Rolls-Royce shrugged off the impact of Boeing's decision to terminate the 717 regional twinjet as it last week unveiled higher than expected profits for 2004. The UKaeroengine manufacturer was boosted by strong sales growth in its aftermarket businesses and posted underlying pre-tax profits of £345 million ($650 million) for the year, up 21% on 2003.

The company says the cancellation of the 717 - for which its German subsidiary Rolls-Royce Deutschland supplies BR715 engines - will have a limited effect.

"It was a relatively small programme,"says Mike Terrett, president civil aerospace. "We're disappointed, but it is not a significant portion of Rolls-Royce Deutschland's work. Because we have a broad portfolio we're fully able to absorb the termination of the 717 programme."
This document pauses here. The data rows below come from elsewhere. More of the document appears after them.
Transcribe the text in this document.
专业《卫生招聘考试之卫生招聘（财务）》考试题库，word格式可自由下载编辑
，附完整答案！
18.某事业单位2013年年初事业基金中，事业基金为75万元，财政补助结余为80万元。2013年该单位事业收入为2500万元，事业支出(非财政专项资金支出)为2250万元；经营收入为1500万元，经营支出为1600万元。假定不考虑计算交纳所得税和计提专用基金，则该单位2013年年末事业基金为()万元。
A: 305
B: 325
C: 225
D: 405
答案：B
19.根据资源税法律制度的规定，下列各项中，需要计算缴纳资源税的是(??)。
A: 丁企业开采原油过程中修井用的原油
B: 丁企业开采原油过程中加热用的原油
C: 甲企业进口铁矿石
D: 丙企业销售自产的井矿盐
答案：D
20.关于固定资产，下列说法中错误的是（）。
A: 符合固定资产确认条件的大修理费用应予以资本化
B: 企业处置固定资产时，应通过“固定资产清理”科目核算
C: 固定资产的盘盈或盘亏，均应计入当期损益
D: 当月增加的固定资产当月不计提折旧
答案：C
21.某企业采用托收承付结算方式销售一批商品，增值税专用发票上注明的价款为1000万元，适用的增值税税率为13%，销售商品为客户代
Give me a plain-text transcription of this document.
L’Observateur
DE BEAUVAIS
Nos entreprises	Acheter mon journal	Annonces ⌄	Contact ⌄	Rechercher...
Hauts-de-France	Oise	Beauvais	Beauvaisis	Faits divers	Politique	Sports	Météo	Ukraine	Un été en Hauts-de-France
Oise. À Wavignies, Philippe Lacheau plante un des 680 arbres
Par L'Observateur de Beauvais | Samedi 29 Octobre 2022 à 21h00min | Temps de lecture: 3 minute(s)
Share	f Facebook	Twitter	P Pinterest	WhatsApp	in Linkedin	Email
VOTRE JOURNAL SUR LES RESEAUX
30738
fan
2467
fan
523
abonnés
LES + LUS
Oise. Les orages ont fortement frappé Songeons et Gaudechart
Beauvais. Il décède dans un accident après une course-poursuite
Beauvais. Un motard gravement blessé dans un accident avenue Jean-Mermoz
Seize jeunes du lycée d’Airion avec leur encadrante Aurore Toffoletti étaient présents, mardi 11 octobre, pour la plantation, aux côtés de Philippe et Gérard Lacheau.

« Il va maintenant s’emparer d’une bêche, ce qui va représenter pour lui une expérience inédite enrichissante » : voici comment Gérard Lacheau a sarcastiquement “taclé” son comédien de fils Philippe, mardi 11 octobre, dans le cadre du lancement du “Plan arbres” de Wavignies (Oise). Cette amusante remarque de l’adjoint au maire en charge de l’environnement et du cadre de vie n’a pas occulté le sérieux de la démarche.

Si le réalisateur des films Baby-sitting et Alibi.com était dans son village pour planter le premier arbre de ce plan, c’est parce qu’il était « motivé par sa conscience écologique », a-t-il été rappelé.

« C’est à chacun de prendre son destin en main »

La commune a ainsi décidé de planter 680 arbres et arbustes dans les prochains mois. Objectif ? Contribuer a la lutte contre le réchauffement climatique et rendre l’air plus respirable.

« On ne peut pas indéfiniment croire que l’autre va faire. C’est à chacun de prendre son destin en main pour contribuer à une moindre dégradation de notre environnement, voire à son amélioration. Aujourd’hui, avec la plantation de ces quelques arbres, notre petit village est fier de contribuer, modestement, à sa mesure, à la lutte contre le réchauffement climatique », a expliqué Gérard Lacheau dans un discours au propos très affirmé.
R-R expects between 25 and 30 years of servicing and overhaul activities on the BR715 engine and says it is looking out for other applications for the engine, but at the moment has no near-term plans for other programmes.

Overall, the company says it "benefited from a better than expected cyclical recovery in the civil aerospace sector", and group revenue from after market services grew by 12% to £3.8 billion.

The company won a record 40% of civil engine orders announced in 2004, worth £8.7 billion and increased its firm orderbook by 9% to £18.9 billion at the end of 2004. Underlying profits before interest in the civil aerospace division rose from £131 million in 2003 to £170 million in 2004, and from £147 million to £155 million in the defence sector.

Average net debt across the group fell 41% to £560 million on "tight control of working capital" and efforts to cut costs and increase efficiency and productivity.

The group's gross margin rose to 19% in 2004, compared with 17.4% for the previous year following "continuing improvements in operational efficiency and a 5% reduction in product unit costs."

R-R expects to see further consolidation of the supply chain in 2005, as it seeks further risk- and revenue-sharing agreements and long-term commitments with smaller suppliers.

Civil engine servicing revenues grew by a quarter, to £1.8 billion, which represents 59% of civil aerospace sales.